Financiële uitgangspunten

In voorgaande tekst is op thema’s een kwalitatieve doorkijk geschetst van verwachte en beoogde ontwikkelingen en trends voor de aanstaande planperiode. In deze paragraaf worden de financiële uitgangspunten  benoemd voor de Begroting 2023 en de Meerjarenraming 2024-2026.

Algemene uitgangspunten

Terug naar navigatie - Algemene uitgangspunten

De OMWB hanteert de volgende algemene financiële uitgangspunten bij het opstellen van de begrotingsdocumenten:

  • De Begroting 2023 gaat uit van het bestaande beleid, rekening houdend met de financiële effecten die betrekking hebben op de in deze Kaderbrief genoemde beleidsontwikkelingen.
  • De begroting 2023, inclusief de meerjarenraming 2024–2026, is structureel financieel sluitend.
  • Basis voor het financieringsmodel 2023 voor de deelnemende gemeenten is de MWB-norm.
  • Om mogelijke tegenvallers adequaat te kunnen opvangen, wordt rekening gehouden met een post ‘Onvoorzien’ van € 150.000.
  • De begroting 2023 wordt opgesteld met inachtneming van het Besluit Begroting en Verantwoording voor provincies en gemeenten (BBV).
  • De structurele effecten van het principeakkoord voor de Cao van 2021-2022 zijn verwerkt.

Indexering
Voor de indexering wordt gebruik gemaakt van de indexen uit de Macro Economische Verkenningen, die zijn gepubliceerd in de septembercirculaire 2021 (herziene versie van 27 september 2021).

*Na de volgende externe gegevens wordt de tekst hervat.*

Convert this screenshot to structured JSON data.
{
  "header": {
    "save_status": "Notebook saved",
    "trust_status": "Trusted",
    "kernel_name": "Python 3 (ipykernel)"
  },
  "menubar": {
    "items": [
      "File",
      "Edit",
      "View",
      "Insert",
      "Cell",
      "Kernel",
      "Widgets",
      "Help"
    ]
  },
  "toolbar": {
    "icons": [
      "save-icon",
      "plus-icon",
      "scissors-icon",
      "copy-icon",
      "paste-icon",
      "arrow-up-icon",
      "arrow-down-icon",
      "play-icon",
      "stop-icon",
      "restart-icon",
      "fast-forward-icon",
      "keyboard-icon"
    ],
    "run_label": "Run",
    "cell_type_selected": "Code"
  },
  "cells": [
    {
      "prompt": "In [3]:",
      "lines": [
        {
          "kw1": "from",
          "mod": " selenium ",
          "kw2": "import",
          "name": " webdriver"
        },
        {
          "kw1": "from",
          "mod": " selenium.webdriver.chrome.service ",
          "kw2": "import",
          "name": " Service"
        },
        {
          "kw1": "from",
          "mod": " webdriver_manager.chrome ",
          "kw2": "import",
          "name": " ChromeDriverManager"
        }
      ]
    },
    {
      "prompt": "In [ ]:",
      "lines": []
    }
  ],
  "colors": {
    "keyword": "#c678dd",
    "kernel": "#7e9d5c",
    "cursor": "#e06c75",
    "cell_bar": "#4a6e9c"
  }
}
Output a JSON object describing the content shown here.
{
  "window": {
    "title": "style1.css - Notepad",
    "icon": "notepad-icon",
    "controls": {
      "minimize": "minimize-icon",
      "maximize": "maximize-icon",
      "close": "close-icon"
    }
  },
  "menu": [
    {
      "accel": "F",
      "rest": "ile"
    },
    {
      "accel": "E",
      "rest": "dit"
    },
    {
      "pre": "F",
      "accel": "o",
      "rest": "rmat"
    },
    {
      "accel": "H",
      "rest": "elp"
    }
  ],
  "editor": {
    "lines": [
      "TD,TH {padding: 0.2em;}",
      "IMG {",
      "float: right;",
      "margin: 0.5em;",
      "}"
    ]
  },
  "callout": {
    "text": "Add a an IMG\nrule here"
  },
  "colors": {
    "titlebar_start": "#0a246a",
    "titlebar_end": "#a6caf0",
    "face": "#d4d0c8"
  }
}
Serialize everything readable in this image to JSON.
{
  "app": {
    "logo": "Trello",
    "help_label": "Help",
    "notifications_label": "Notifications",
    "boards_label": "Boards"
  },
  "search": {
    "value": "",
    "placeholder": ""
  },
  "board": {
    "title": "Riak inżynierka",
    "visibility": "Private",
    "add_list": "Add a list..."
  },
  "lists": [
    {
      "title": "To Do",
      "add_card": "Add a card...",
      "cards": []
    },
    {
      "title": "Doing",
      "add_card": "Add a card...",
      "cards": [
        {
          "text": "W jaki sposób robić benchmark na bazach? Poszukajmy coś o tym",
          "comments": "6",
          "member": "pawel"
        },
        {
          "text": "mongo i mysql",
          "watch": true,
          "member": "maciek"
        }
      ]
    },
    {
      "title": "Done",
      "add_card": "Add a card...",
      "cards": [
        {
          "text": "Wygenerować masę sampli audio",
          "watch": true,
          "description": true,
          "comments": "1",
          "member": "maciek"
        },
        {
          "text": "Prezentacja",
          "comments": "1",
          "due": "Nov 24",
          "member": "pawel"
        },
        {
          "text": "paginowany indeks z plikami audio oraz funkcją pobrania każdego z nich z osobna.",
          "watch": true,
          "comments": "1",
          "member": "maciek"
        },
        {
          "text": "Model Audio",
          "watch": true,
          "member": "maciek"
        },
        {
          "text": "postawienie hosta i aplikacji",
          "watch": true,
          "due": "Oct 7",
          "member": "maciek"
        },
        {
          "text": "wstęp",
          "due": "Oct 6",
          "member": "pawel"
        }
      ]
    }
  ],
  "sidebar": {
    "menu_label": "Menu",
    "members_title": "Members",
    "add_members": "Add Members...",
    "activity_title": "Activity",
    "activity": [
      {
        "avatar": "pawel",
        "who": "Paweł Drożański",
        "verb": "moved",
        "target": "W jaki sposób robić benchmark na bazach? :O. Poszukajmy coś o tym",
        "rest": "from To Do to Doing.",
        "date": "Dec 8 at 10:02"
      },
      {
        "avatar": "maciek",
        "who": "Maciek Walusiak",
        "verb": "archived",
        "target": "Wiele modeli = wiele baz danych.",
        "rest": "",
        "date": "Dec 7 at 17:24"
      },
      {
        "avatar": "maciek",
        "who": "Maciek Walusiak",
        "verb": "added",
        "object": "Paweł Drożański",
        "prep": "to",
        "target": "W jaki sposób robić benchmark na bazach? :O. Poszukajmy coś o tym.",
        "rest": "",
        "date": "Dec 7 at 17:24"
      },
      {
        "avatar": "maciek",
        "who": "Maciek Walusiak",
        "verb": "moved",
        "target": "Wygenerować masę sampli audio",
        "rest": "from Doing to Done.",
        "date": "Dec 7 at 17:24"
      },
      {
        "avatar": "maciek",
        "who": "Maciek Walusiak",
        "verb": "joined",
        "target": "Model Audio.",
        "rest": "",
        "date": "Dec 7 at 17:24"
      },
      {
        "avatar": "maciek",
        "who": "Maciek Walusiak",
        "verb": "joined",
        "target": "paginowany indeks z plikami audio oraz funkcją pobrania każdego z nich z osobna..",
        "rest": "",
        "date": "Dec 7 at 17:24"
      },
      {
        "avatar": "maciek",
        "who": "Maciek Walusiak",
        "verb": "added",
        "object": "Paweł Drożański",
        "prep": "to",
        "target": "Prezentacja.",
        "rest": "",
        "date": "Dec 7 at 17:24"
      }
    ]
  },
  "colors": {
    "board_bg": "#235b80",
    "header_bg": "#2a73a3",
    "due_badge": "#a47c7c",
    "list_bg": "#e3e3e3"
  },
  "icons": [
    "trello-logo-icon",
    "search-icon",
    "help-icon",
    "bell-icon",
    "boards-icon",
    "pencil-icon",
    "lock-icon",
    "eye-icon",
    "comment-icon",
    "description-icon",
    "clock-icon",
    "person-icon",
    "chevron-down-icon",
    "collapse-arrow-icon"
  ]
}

De volgende indexen worden toegepast2:

  • Loonvoet sector overheid 2,3%
  • Prijs netto materiële overheidsconsumptie 1,5%

Conform de vastgestelde programmabegroting 2022 beslaan de lonen 80% van de totale lasten (exclusief de post ‘Onvoorzien’) en de overige lasten (waar de prijsverhoging relevant is) 20%. Dit leidt tot een gewogen  gemiddelde indexering van 2,14%.

Kostenontwikkeling Index

Aandeel

Lonen 2,3% 80%
Prijzen 1,5% 20%
Gewogen gemiddelde 2,14%  

2 Tabel 4.2.2 Prijsindexen CPB MEV 2022 en CEP 2021

Werkprogramma
De benodigde urencapaciteit voortvloeiend uit de werkprogramma’s heeft de laatste jaren een gestage groei gekend. Voor 2022 en 2023 wordt een werkpakket verwacht van ongeveer 338.500 uur. Qua tariefstelling  geldt dat deze kostendekkend en gelijk voor deelnemers en niet-deelnemers is. Het begrote gemiddelde tarief uit deze Kaderbrief is het vertrekpunt voor de begroting 2023 en bedraagt € 97,00. In de volgende  paragraaf wordt een verdere uiteenzetting van het tarief gegeven.

Tarief

Cao-effecten
Uitgangspunt voor de tariefbepaling voor 2023 is het uurtarief van € 95,00, zoals dat is vastgesteld in de begroting van 2022. Vanuit het principeakkoord van de Cao 2021-2022 hebben twee zaken een structureel  effect op het tarief, te weten de indexering van de lonen met 3,9% (1,5% per december 2021 en 2,4% in april 2022) en de toekenning van de drie extra verlofdagen.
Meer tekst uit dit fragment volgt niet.